75 A concept different from variation or abrogation of the covenant itself is that which leaves the covenant intact but superimposes some promise not to sue on it or otherwise superseding it. Such a promise will be effective if given for consideration and otherwise supportable as a contract: Nash v Armstrong (1861) 10 CB(NS) 259; 142 ER 451. The effect and force of a covenant in an inter partes deed can in this way be mitigated by a collateral contract of the parties to the deed. At law, the covenant remains but equity sees the collateral contract as a source of a right to enjoin reliance on the covenant by the party having the benefit of it.
76 In the case of a deed poll or other deed not inter partes, the position must be the same, so that neither abrogation nor variation of the covenant (if possible at all) can be achieved except by another covenant created with the same "great care and formality" and in the same way as that sought to be abolished or varied. In Hougham v Sandys (1837) 2 Sim 95; 57 ER 725, an appointment by deed poll of 20 June 1760 was held to be "null and inoperative" because the relevant power of appointment had been exercised again by deed poll of 14 April 1761 which expressly revoked the first. Taken together, the two deeds executed and delivered by the appointor produced a situation where the second superseded the first.

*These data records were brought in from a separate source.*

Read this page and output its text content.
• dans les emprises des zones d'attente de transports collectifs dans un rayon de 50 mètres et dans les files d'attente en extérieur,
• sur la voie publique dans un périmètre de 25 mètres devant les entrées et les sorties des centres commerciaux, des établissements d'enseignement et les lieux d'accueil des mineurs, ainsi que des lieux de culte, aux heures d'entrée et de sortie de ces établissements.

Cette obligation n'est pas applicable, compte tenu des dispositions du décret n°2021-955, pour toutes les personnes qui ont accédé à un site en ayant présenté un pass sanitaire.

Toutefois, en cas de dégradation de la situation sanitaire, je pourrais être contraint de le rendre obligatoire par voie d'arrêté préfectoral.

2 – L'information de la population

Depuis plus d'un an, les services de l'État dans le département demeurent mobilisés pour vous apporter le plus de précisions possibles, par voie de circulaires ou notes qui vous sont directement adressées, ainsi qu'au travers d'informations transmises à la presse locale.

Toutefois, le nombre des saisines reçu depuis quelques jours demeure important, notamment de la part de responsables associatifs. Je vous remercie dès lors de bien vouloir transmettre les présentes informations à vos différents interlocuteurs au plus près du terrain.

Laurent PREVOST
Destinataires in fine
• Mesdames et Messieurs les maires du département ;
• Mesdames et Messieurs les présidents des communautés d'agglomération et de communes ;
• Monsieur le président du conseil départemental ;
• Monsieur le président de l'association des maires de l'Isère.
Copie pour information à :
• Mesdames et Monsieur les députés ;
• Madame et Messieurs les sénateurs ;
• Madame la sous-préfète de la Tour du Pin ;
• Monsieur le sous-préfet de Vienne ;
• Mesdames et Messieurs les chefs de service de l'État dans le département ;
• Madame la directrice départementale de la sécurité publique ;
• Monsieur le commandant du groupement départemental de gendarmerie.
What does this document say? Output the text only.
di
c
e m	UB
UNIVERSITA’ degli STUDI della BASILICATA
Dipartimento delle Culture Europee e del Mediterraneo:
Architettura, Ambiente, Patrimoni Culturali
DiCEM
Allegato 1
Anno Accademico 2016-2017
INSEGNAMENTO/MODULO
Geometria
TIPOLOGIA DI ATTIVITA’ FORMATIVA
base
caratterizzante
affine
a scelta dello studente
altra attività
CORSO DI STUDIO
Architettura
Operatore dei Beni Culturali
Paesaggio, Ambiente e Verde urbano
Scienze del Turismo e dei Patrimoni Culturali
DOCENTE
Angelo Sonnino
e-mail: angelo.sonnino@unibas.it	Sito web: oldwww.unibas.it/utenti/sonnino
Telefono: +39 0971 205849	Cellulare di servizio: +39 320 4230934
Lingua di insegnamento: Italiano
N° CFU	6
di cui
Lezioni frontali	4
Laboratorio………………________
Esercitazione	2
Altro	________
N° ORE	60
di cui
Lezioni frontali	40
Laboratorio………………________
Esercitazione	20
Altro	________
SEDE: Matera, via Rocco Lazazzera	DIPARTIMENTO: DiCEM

77 If a person has covenanted by deed poll in favour of a class in such a way that the members of the class for the time being are to have the continuing benefit of the covenant, any variation of the covenant, assuming that it may be made at all, must require the creation of a new covenant by like deed. The case might be viewed as one in which a new and different covenant in favour of the class (that is, the original covenant, as varied) replaces the original covenant.
78 For both the Enhanced Trust and the Cash Fund, the original covenant contemplates variation as, of course, does s 601GC. Clause 22.1 of the constitution of the Enhanced Trust says:
"Subject to the Corporations Act, the Responsible Entity may by deed amend this constitution"
79 There is a footnote:
"See Section 601GC for the power to amend the constitution. The amendment cannot take effect until a copy of the modification is lodged with the ASIC."
80 The relevant provision of the constitution of the Cash Fund is clause 45 which, so far as relevant, provides:
"The Responsible Entity may by supplemental deed, make any modification, addition or deletion to this Constitution."
81 In each case, therefore, the original covenant took effect subject to the proviso that, if the original terms were later altered by deed made by the responsible entity, the covenant would become the original covenant as so varied.
November 2008 - a deed was necessary
82 Having regard to the specific provision of each constitution concerning variation, to the common law about variation of deeds and to the implicit requirement of the Corporations Act that any modification of the constitution made by the responsible entity under s 601GC(1)(b) be made in such a way that the constitution, as modified, continue to be contained in a document that is legally enforceable between the members and the responsible entity in accordance with s 601GB, I am of the opinion that it was not open to the plaintiff to modify the constitution except by another deed having the binding effect described in clause 25.5 of the Enhanced Trust constitution and clause 1 of the Cash Fund constitution.
83 It follows that the documents of 24 November 2008 and 27 November 2008 accepted by INGFM as not being deeds were not effective to modify the respective constitutions of the managed investment schemes and that the execution and lodgement of those documents did not cause the constitutions to be modified pursuant to s 601GC(1)(b) and s 601GC(2).